Le lièvre sent son cœur s’en aller. Il dit à l’éléphant :

— Quoi ! vous n’avez pas pitié de moi, mon camarade ! Une petite tête comme la mienne ! du premier coup vous la casserez !

L’éléphant commence à se fâcher :

— Je ne sais pas tout ça moi, compère. Nous avons fait une convention : quand votre pioche s’est démanchée, je vous ai donné ma tête ; maintenant c’est ma pioche qui se démanche ; vous devez me donner votre tête pour l’emmancher.

Le lièvre ne veut pas porter sa tête, l’éléphant veut le battre ; une grosse dispute s’élève, le lièvre se sauve. L’association est rompue, le lièvre et l’éléphant cessent de travailler en commun.

Voilà qu’un jour l’éléphant donne un bal.

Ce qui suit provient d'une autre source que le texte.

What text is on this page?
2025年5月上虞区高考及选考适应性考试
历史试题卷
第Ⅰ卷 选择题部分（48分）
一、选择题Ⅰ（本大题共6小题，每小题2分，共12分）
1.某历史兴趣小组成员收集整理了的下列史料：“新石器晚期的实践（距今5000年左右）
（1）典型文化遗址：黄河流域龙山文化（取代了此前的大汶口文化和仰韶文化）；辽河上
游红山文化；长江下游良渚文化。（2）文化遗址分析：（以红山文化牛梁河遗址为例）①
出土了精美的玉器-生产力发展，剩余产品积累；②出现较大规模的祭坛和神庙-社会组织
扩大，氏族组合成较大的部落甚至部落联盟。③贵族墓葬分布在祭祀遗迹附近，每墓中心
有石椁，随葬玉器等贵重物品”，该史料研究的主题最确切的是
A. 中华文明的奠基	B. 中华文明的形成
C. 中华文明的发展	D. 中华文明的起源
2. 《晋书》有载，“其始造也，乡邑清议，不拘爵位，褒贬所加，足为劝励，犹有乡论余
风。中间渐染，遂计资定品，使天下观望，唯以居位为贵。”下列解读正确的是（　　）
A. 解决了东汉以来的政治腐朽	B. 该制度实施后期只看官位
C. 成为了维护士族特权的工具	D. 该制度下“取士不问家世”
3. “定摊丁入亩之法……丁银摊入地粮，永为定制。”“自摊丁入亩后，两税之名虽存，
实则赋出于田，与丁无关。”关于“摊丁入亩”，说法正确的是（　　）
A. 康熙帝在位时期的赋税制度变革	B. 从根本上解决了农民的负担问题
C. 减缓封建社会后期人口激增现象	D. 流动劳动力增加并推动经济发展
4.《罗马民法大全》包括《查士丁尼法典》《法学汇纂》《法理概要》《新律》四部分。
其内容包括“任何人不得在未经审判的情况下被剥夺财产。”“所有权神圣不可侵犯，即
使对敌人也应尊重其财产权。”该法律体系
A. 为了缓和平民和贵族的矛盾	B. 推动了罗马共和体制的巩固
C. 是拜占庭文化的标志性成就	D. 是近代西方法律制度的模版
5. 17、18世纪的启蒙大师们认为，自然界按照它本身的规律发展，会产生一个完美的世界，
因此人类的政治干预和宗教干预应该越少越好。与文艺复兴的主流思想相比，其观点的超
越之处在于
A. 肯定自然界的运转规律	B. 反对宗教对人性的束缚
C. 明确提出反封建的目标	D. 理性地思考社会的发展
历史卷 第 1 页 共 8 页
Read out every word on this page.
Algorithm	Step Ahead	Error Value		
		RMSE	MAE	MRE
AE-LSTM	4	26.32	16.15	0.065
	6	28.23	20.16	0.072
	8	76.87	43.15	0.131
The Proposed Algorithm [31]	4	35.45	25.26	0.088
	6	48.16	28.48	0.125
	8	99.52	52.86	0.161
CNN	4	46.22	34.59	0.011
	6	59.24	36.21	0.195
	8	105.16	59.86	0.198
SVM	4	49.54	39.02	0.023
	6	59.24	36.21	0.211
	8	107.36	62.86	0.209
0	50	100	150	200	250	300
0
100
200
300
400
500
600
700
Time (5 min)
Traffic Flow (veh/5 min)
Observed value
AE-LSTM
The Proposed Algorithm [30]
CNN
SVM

Il invite tous les animaux excepté le lièvre. C’est la tortue qui sera le ménétrier, et son violon est une calebasse.

Quand le lièvre apprend que c’est la tortue qui doit faire danser, il lui dit :

— Commère, mettez-moi dans votre calebasse et je jouerai pour vous. Mais chaque fois qu’on vous donnera à boire, chaque fois qu’on vous donnera à manger, vous en mettrez un peu pour moi dans la calebasse.

Le bal commence. Le lièvre joue, la tortue lui donne à boire. Voilà le lièvre saoul tant il a bu, et il se met à chanter tout ce qui lui passe par la tête.

L’éléphant écoute, écoute. Il reconnaît que c’est le lièvre qui est dans la calebasse. Il se fâche et demande à la tortue pourquoi elle a apporté le lièvre dans sa calebasse. Il veut battre la tortue, la calebasse tombe, la calebasse se casse, et le lièvre se sauve. [1]


  1. Nous avons de ce conte plusieurs rédactions avec variantes, preuve de sa popularité. Il est de ceux qui n’aboutissent pas, et la pauvreté de l’invention nous est un garant de l’authenticité de son origine créole.